Echols' attorney, Stephen Braga of Ropes & Gray, said: "This is critical new information which reveals that the people closest to Terry Hobbs, his family members, may know much more about Terry's involvement in the West Memphis Three case than they have ever acknowledged. If this is the Hobbs Family Secret, then what a horrific cost that secrecy has imposed on the lives of so many people - perhaps most significantly Pam Hobbs who deserves to know what really happened to Stevie on the night of the murders, as do the Byers and Moore families. With the secret now out, let's hope that someone in the Hobbs family has the heart, the soul and the courage to come forward to tell the truth directly. In the meantime, I have given our investigative materials concerning these new witnesses - along with other related information - to District Attorney Scott Ellington for his review and action."

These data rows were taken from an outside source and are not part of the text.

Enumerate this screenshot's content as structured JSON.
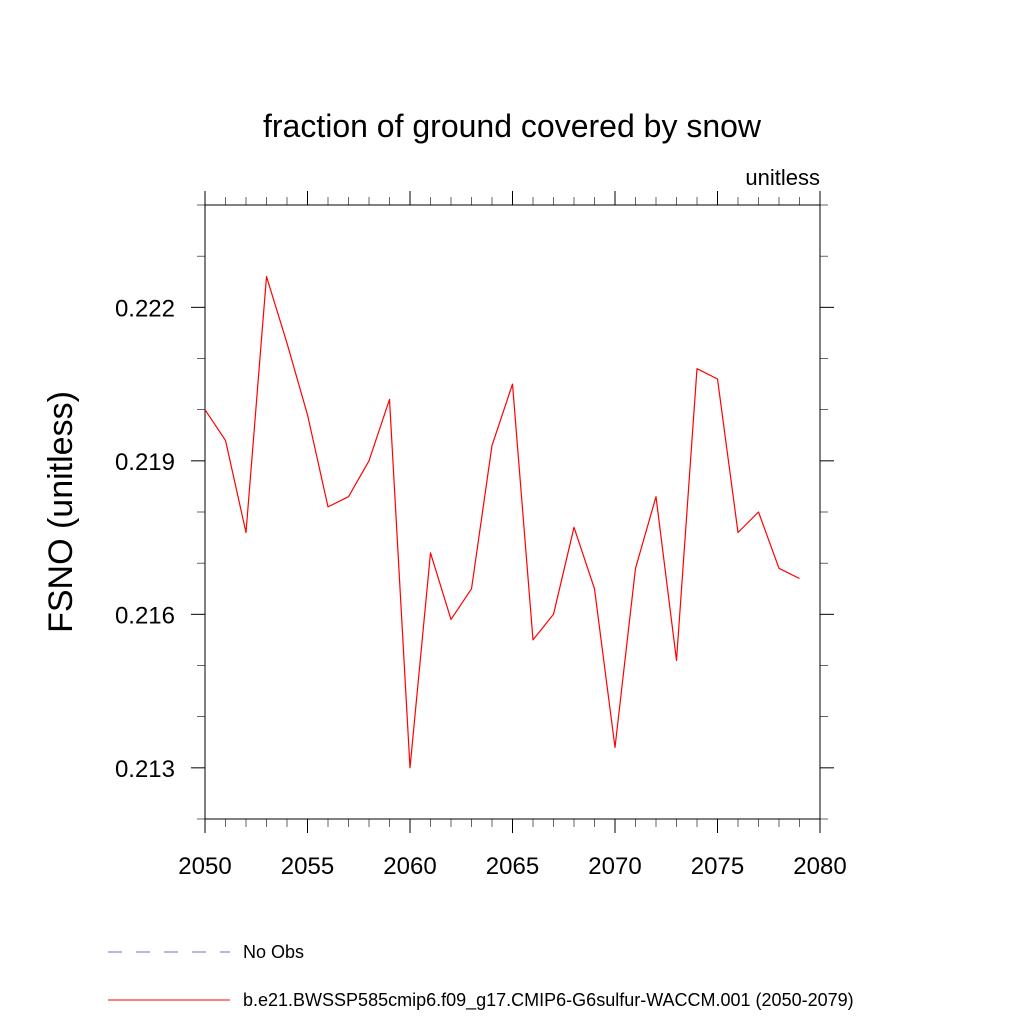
{
  "chart_data": {
    "type": "line",
    "title": "fraction of ground covered by snow",
    "units_label": "unitless",
    "xlabel": "",
    "ylabel": "FSNO  (unitless)",
    "xlim": [
      2050,
      2080
    ],
    "ylim": [
      0.212,
      0.224
    ],
    "x_ticks": [
      2050,
      2055,
      2060,
      2065,
      2070,
      2075,
      2080
    ],
    "x_tick_labels": [
      "2050",
      "2055",
      "2060",
      "2065",
      "2070",
      "2075",
      "2080"
    ],
    "y_ticks": [
      0.213,
      0.216,
      0.219,
      0.222
    ],
    "y_tick_labels": [
      "0.213",
      "0.216",
      "0.219",
      "0.222"
    ],
    "grid": false,
    "legend_position": "bottom",
    "series": [
      {
        "name": "b.e21.BWSSP585cmip6.f09_g17.CMIP6-G6sulfur-WACCM.001 (2050-2079)",
        "color": "#ff0000",
        "dash": "solid",
        "x": [
          2050,
          2051,
          2052,
          2053,
          2054,
          2055,
          2056,
          2057,
          2058,
          2059,
          2060,
          2061,
          2062,
          2063,
          2064,
          2065,
          2066,
          2067,
          2068,
          2069,
          2070,
          2071,
          2072,
          2073,
          2074,
          2075,
          2076,
          2077,
          2078,
          2079
        ],
        "values": [
          0.22,
          0.2194,
          0.2176,
          0.2226,
          0.2213,
          0.2199,
          0.2181,
          0.2183,
          0.219,
          0.2202,
          0.213,
          0.2172,
          0.2159,
          0.2165,
          0.2193,
          0.2205,
          0.2155,
          0.216,
          0.2177,
          0.2165,
          0.2134,
          0.2169,
          0.2183,
          0.2151,
          0.2208,
          0.2206,
          0.2176,
          0.218,
          0.2169,
          0.2167
        ]
      }
    ],
    "legend": [
      {
        "label": "No Obs",
        "color": "#7b68c8",
        "dash": "dashed"
      },
      {
        "label": "b.e21.BWSSP585cmip6.f09_g17.CMIP6-G6sulfur-WACCM.001 (2050-2079)",
        "color": "#ff0000",
        "dash": "solid"
      }
    ]
  }
}
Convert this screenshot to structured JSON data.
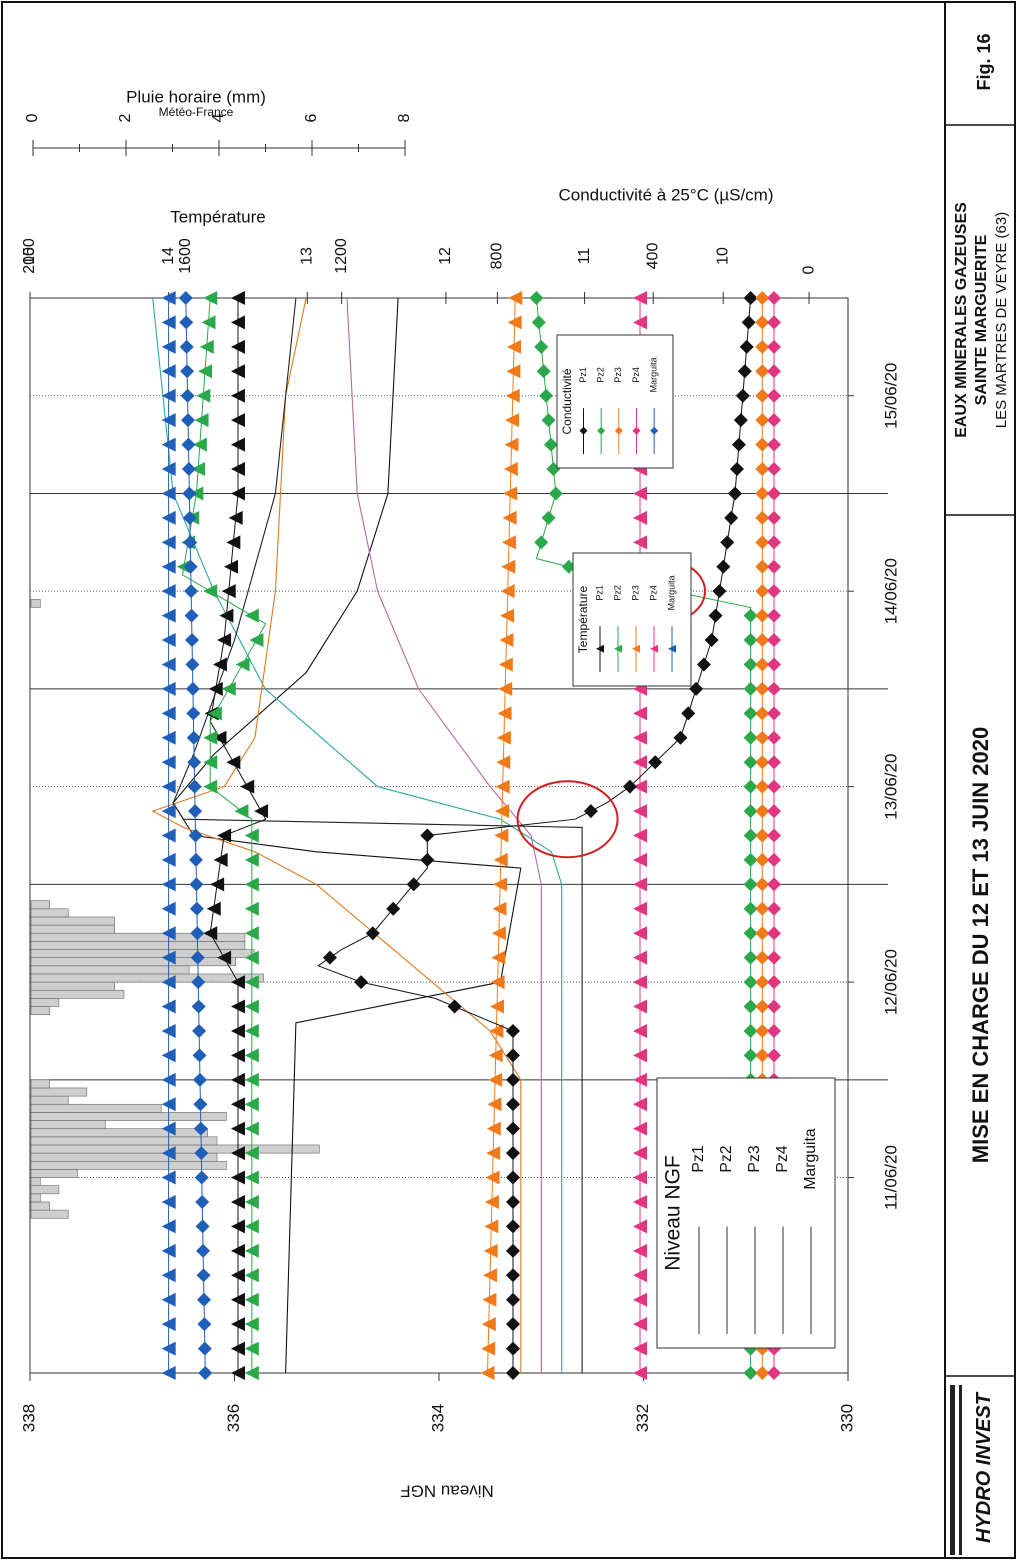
{
  "figure": {
    "fig_label": "Fig. 16",
    "company": "HYDRO INVEST",
    "title": "MISE EN CHARGE DU 12 ET 13 JUIN 2020",
    "site_line1": "EAUX MINERALES GAZEUSES",
    "site_line2": "SAINTE MARGUERITE",
    "site_line3": "LES MARTRES DE VEYRE (63)"
  },
  "chart_data": {
    "type": "line",
    "orientation": "rotated-90-ccw",
    "grid": true,
    "x": {
      "labels": [
        "11/06/20",
        "12/06/20",
        "13/06/20",
        "14/06/20",
        "15/06/20"
      ],
      "range": [
        "2020-06-10 12:00",
        "2020-06-16 00:00"
      ]
    },
    "axes": {
      "level": {
        "label": "Niveau NGF",
        "ticks": [
          330,
          332,
          334,
          336,
          338
        ],
        "range": [
          329.8,
          338
        ]
      },
      "rain": {
        "label": "Pluie horaire (mm)",
        "sublabel": "Météo-France",
        "ticks": [
          0,
          2,
          4,
          6,
          8
        ],
        "range": [
          0,
          8
        ]
      },
      "temperature": {
        "label": "Température",
        "ticks": [
          10,
          11,
          12,
          13,
          14,
          15
        ],
        "range": [
          9.1,
          15
        ]
      },
      "conductivity": {
        "label": "Conductivité à 25°C (µS/cm)",
        "ticks": [
          0,
          400,
          800,
          1200,
          1600,
          2000
        ],
        "range": [
          -100,
          2000
        ]
      }
    },
    "legends": {
      "level": {
        "title": "Niveau NGF",
        "items": [
          "Pz1",
          "Pz2",
          "Pz3",
          "Pz4",
          "Marguita"
        ]
      },
      "temperature": {
        "title": "Température",
        "items": [
          "Pz1",
          "Pz2",
          "Pz3",
          "Pz4",
          "Marguita"
        ]
      },
      "conductivity": {
        "title": "Conductivité",
        "items": [
          "Pz1",
          "Pz2",
          "Pz3",
          "Pz4",
          "Marguita"
        ]
      }
    },
    "colors": {
      "Pz1": "#111111",
      "Pz2": "#2aa84a",
      "Pz3": "#f07a1a",
      "Pz4": "#e0357f",
      "Marguita": "#1f5fb8"
    },
    "rain": {
      "x": [
        "2020-06-11 07:00",
        "2020-06-11 08:00",
        "2020-06-11 09:00",
        "2020-06-11 10:00",
        "2020-06-11 11:00",
        "2020-06-11 12:00",
        "2020-06-11 13:00",
        "2020-06-11 14:00",
        "2020-06-11 15:00",
        "2020-06-11 16:00",
        "2020-06-11 17:00",
        "2020-06-11 18:00",
        "2020-06-11 19:00",
        "2020-06-11 20:00",
        "2020-06-11 21:00",
        "2020-06-11 22:00",
        "2020-06-11 23:00",
        "2020-06-12 08:00",
        "2020-06-12 09:00",
        "2020-06-12 10:00",
        "2020-06-12 11:00",
        "2020-06-12 12:00",
        "2020-06-12 13:00",
        "2020-06-12 14:00",
        "2020-06-12 15:00",
        "2020-06-12 16:00",
        "2020-06-12 17:00",
        "2020-06-12 18:00",
        "2020-06-12 19:00",
        "2020-06-12 20:00",
        "2020-06-12 21:00",
        "2020-06-14 10:00"
      ],
      "values": [
        0.8,
        0.4,
        0.2,
        0.6,
        0.2,
        1.0,
        4.2,
        4.0,
        6.2,
        4.0,
        3.8,
        1.6,
        4.2,
        2.8,
        0.8,
        1.2,
        0.4,
        0.4,
        0.6,
        2.0,
        1.8,
        5.0,
        3.4,
        4.4,
        4.8,
        4.6,
        4.6,
        1.8,
        1.8,
        0.8,
        0.4,
        0.2
      ]
    },
    "level_series": [
      {
        "name": "Pz1",
        "x": [
          "2020-06-10 12:00",
          "2020-06-12 07:00",
          "2020-06-12 12:00",
          "2020-06-13 02:00",
          "2020-06-13 04:00",
          "2020-06-13 06:00",
          "2020-06-13 10:00",
          "2020-06-13 16:00",
          "2020-06-14 02:00",
          "2020-06-14 12:00",
          "2020-06-15 00:00",
          "2020-06-16 00:00"
        ],
        "values": [
          335.5,
          335.4,
          333.4,
          333.2,
          335.2,
          336.4,
          336.6,
          336.2,
          335.3,
          334.8,
          334.5,
          334.4
        ]
      },
      {
        "name": "Pz2",
        "x": [
          "2020-06-10 12:00",
          "2020-06-12 12:00",
          "2020-06-13 00:00",
          "2020-06-13 04:00",
          "2020-06-13 08:00",
          "2020-06-13 12:00",
          "2020-06-14 00:00",
          "2020-06-14 12:00",
          "2020-06-15 00:00",
          "2020-06-16 00:00"
        ],
        "values": [
          332.8,
          332.8,
          332.8,
          332.9,
          333.4,
          334.6,
          335.7,
          336.2,
          336.6,
          336.8
        ]
      },
      {
        "name": "Pz3",
        "x": [
          "2020-06-10 12:00",
          "2020-06-12 00:00",
          "2020-06-12 06:00",
          "2020-06-13 00:00",
          "2020-06-13 04:00",
          "2020-06-13 07:00",
          "2020-06-13 09:00",
          "2020-06-13 12:00",
          "2020-06-13 18:00",
          "2020-06-14 12:00",
          "2020-06-15 12:00",
          "2020-06-16 00:00"
        ],
        "values": [
          333.2,
          333.2,
          333.5,
          335.2,
          335.8,
          336.5,
          336.8,
          336.1,
          335.8,
          335.6,
          335.5,
          335.3
        ]
      },
      {
        "name": "Pz4",
        "x": [
          "2020-06-10 12:00",
          "2020-06-12 12:00",
          "2020-06-13 00:00",
          "2020-06-13 06:00",
          "2020-06-13 12:00",
          "2020-06-14 00:00",
          "2020-06-14 12:00",
          "2020-06-15 00:00",
          "2020-06-16 00:00"
        ],
        "values": [
          333.0,
          333.0,
          333.0,
          333.1,
          333.5,
          334.2,
          334.6,
          334.8,
          334.9
        ]
      },
      {
        "name": "Marguita",
        "x": [
          "2020-06-10 12:00",
          "2020-06-12 12:00",
          "2020-06-13 00:00",
          "2020-06-13 07:00",
          "2020-06-13 08:00",
          "2020-06-13 10:00",
          "2020-06-13 16:00",
          "2020-06-14 06:00",
          "2020-06-15 00:00",
          "2020-06-16 00:00"
        ],
        "values": [
          332.6,
          332.6,
          332.6,
          332.6,
          336.5,
          336.6,
          336.4,
          336.0,
          335.6,
          335.4
        ]
      }
    ],
    "temperature_series": [
      {
        "name": "Pz1",
        "x": [
          "2020-06-10 12:00",
          "2020-06-11 12:00",
          "2020-06-12 12:00",
          "2020-06-12 18:00",
          "2020-06-13 06:00",
          "2020-06-13 08:00",
          "2020-06-13 14:00",
          "2020-06-13 20:00",
          "2020-06-14 06:00",
          "2020-06-15 00:00",
          "2020-06-16 00:00"
        ],
        "values": [
          13.5,
          13.5,
          13.5,
          13.7,
          13.6,
          13.3,
          13.5,
          13.7,
          13.6,
          13.5,
          13.5
        ]
      },
      {
        "name": "Pz2",
        "x": [
          "2020-06-10 12:00",
          "2020-06-12 12:00",
          "2020-06-13 08:00",
          "2020-06-13 12:00",
          "2020-06-13 20:00",
          "2020-06-14 08:00",
          "2020-06-14 14:00",
          "2020-06-15 00:00",
          "2020-06-16 00:00"
        ],
        "values": [
          13.4,
          13.4,
          13.4,
          13.7,
          13.7,
          13.3,
          13.9,
          13.8,
          13.7
        ]
      },
      {
        "name": "Pz3",
        "x": [
          "2020-06-10 12:00",
          "2020-06-16 00:00"
        ],
        "values": [
          11.7,
          11.5
        ]
      },
      {
        "name": "Pz4",
        "x": [
          "2020-06-10 12:00",
          "2020-06-16 00:00"
        ],
        "values": [
          10.6,
          10.6
        ]
      },
      {
        "name": "Marguita",
        "x": [
          "2020-06-10 12:00",
          "2020-06-16 00:00"
        ],
        "values": [
          14.0,
          14.0
        ]
      }
    ],
    "conductivity_series": [
      {
        "name": "Pz1",
        "x": [
          "2020-06-10 12:00",
          "2020-06-12 06:00",
          "2020-06-12 10:00",
          "2020-06-12 12:00",
          "2020-06-12 14:00",
          "2020-06-12 16:00",
          "2020-06-12 18:00",
          "2020-06-13 02:00",
          "2020-06-13 06:00",
          "2020-06-13 08:00",
          "2020-06-13 10:00",
          "2020-06-13 12:00",
          "2020-06-13 18:00",
          "2020-06-14 06:00",
          "2020-06-15 00:00",
          "2020-06-16 00:00"
        ],
        "values": [
          760,
          760,
          960,
          1150,
          1260,
          1200,
          1120,
          980,
          980,
          600,
          520,
          460,
          330,
          250,
          190,
          150
        ]
      },
      {
        "name": "Pz2",
        "x": [
          "2020-06-10 12:00",
          "2020-06-14 10:00",
          "2020-06-14 13:00",
          "2020-06-14 16:00",
          "2020-06-15 00:00",
          "2020-06-16 00:00"
        ],
        "values": [
          150,
          150,
          450,
          700,
          650,
          700
        ]
      },
      {
        "name": "Pz3",
        "x": [
          "2020-06-10 12:00",
          "2020-06-16 00:00"
        ],
        "values": [
          120,
          120
        ]
      },
      {
        "name": "Pz4",
        "x": [
          "2020-06-10 12:00",
          "2020-06-16 00:00"
        ],
        "values": [
          90,
          90
        ]
      },
      {
        "name": "Marguita",
        "x": [
          "2020-06-10 12:00",
          "2020-06-16 00:00"
        ],
        "values": [
          1550,
          1600
        ]
      }
    ],
    "annotations": [
      {
        "type": "ellipse",
        "color": "#d22020",
        "x": "2020-06-13 08:00",
        "conductivity": 620
      },
      {
        "type": "ellipse",
        "color": "#d22020",
        "x": "2020-06-14 12:00",
        "conductivity": 380
      }
    ]
  }
}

The new witnesses came forward after seeing a recording of the CBS News 48 Hours special on the West Memphis 3 case. At the end of that broadcast, attorney Stephen Braga was asked what's next in the effort to gain exoneration for the three after their plea deal. He responded: "Hopefully, some day we will find that smoking gun, that key piece of inculpatory DNA or a deathbed confession or a witness will come forward and say, "You know, this is really what happened."
Hearing those words moved the new witnesses to contact the West Memphis 3 Confidential Tip Line just a few weeks ago. The new witnesses were then interviewed by the Echols' defense team, signed declarations under penalty of perjury and passed polygraph examinations concerning what they say Michael Hobbs Jr. told them.
The Confidential Tip Line number is (501) 256-1775.
Here's the trailer and poster for West of Memphis:
The new information has been turned over to a district attorney and hopes for a proper investigation continue. Asked what she hopes will come of the film, director Amy Berg said, " I hope that the state is put in a position to react. We want them to investigate this case properly. Because right now, the families of the murdered children have no justice and the three guys who were wrongly convicted have no justice, so it's just a failed system that needs to be repaired."